Consular support for Irish with relatives in Japan
None of the estimated 2,000 Irish people in Japan have been reported injured in the massive earthquake which rocked the country and triggered tsunami warnings around the Pacific, officials have confirmed.
The Department of Foreign Affairs (DFA) has set up its consular crisis centre to deal with calls from worried relatives of those living in the Asian country.
"We have no information so far of any Irish citizens being injured or seriously affected by the earthquake," Mr Neary said.
"But a number of calls have been logged with the Crisis Centre in Dublin and we're now following up on those here."
Of the estimated 2,000 Irish citizens in Japan, 1,000 are in the capital Tokyo.
The quake struck at 2.46pm local time (5.46am GMT) and was followed by at least 12 powerful aftershocks, seven of them of a magnitude of at least 6.3 - the size of the quake which struck New Zealand on February 22.
Experts said that the main shock was as much as 8,000 times as powerful as the one which devastated Christchurch.
The quake sparked a massive tsunami that crashed into the east coast of Japan, washing away cars, boats, buildings and tons of debris from its path.
He urged people in the country to contact the Crisis Centre to let them know they are safe.

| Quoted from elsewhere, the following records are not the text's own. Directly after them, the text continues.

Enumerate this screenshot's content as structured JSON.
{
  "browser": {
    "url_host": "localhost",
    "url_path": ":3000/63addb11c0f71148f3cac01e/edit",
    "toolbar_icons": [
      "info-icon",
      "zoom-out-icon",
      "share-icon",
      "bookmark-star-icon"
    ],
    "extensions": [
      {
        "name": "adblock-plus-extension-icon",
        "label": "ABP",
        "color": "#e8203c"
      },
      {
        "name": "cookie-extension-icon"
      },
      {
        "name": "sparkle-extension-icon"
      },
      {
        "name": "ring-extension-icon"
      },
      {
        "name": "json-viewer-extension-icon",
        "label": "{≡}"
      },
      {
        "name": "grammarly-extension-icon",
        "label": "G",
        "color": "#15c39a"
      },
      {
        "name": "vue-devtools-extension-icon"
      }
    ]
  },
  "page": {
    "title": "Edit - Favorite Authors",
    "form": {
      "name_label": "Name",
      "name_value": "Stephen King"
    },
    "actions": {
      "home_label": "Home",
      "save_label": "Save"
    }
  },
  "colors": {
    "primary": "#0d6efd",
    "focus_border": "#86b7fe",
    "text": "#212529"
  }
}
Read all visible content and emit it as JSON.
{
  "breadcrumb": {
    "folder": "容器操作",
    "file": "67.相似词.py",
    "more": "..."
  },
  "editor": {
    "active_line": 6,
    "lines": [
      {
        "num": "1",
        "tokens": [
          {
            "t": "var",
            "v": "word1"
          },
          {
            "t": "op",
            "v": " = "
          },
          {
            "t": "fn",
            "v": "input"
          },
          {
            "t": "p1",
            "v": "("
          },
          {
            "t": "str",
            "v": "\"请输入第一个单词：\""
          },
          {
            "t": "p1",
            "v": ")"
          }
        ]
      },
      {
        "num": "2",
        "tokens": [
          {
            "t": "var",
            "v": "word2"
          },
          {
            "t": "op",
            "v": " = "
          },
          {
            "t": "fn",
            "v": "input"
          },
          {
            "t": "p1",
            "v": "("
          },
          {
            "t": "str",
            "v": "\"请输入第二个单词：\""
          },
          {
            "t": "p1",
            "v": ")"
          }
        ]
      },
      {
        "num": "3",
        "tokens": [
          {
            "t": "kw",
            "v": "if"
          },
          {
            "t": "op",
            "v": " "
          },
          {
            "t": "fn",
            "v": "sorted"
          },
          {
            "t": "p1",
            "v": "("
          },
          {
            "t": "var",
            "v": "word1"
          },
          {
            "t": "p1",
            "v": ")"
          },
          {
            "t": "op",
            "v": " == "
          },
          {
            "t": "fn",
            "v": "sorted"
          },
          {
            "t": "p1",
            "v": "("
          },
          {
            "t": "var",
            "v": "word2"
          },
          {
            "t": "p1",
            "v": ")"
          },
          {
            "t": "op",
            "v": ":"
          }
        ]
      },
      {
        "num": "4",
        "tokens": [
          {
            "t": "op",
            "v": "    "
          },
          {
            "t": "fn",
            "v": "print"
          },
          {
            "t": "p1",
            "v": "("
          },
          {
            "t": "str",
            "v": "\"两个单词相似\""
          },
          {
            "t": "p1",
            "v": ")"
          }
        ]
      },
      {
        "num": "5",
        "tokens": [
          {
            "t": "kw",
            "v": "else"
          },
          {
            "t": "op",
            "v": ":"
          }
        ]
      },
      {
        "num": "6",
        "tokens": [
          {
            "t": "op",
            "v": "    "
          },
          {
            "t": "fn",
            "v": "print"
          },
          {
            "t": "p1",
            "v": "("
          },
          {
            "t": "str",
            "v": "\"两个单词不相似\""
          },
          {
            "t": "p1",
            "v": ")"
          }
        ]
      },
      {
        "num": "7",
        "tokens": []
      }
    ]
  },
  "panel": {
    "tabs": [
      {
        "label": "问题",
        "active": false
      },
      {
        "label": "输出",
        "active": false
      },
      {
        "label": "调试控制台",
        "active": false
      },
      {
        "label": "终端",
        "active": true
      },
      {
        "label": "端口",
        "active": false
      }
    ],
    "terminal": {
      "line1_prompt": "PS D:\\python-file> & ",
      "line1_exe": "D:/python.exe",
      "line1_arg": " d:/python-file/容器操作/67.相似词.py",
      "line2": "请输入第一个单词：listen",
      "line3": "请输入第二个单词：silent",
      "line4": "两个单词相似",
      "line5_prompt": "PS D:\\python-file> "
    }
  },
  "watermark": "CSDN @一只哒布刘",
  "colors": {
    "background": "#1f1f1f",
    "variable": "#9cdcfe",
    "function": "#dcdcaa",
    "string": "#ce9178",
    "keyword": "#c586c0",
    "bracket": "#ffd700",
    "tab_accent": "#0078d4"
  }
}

"Efforts are continuing to make contact with people who are registered," he said.
"People who know of Irish people who are in Japan who have made contact with their homes or with their families or friends, it would be very helpful if they made that information known to the Crisis Centre so that we can have the most comprehensive track on where Irish people are and hopefully that they are all safe."
DFA revealed details of the extent of the damage and casualties are emerging gradually.
A spokesman added: "Communications remain difficult and local authorities and emergency services are still dealing with the immediate impact of the earthquake."
The Department has advised anyone concerned about family or friends in the affected area to contact its Crisis Centre at (01) 4180233.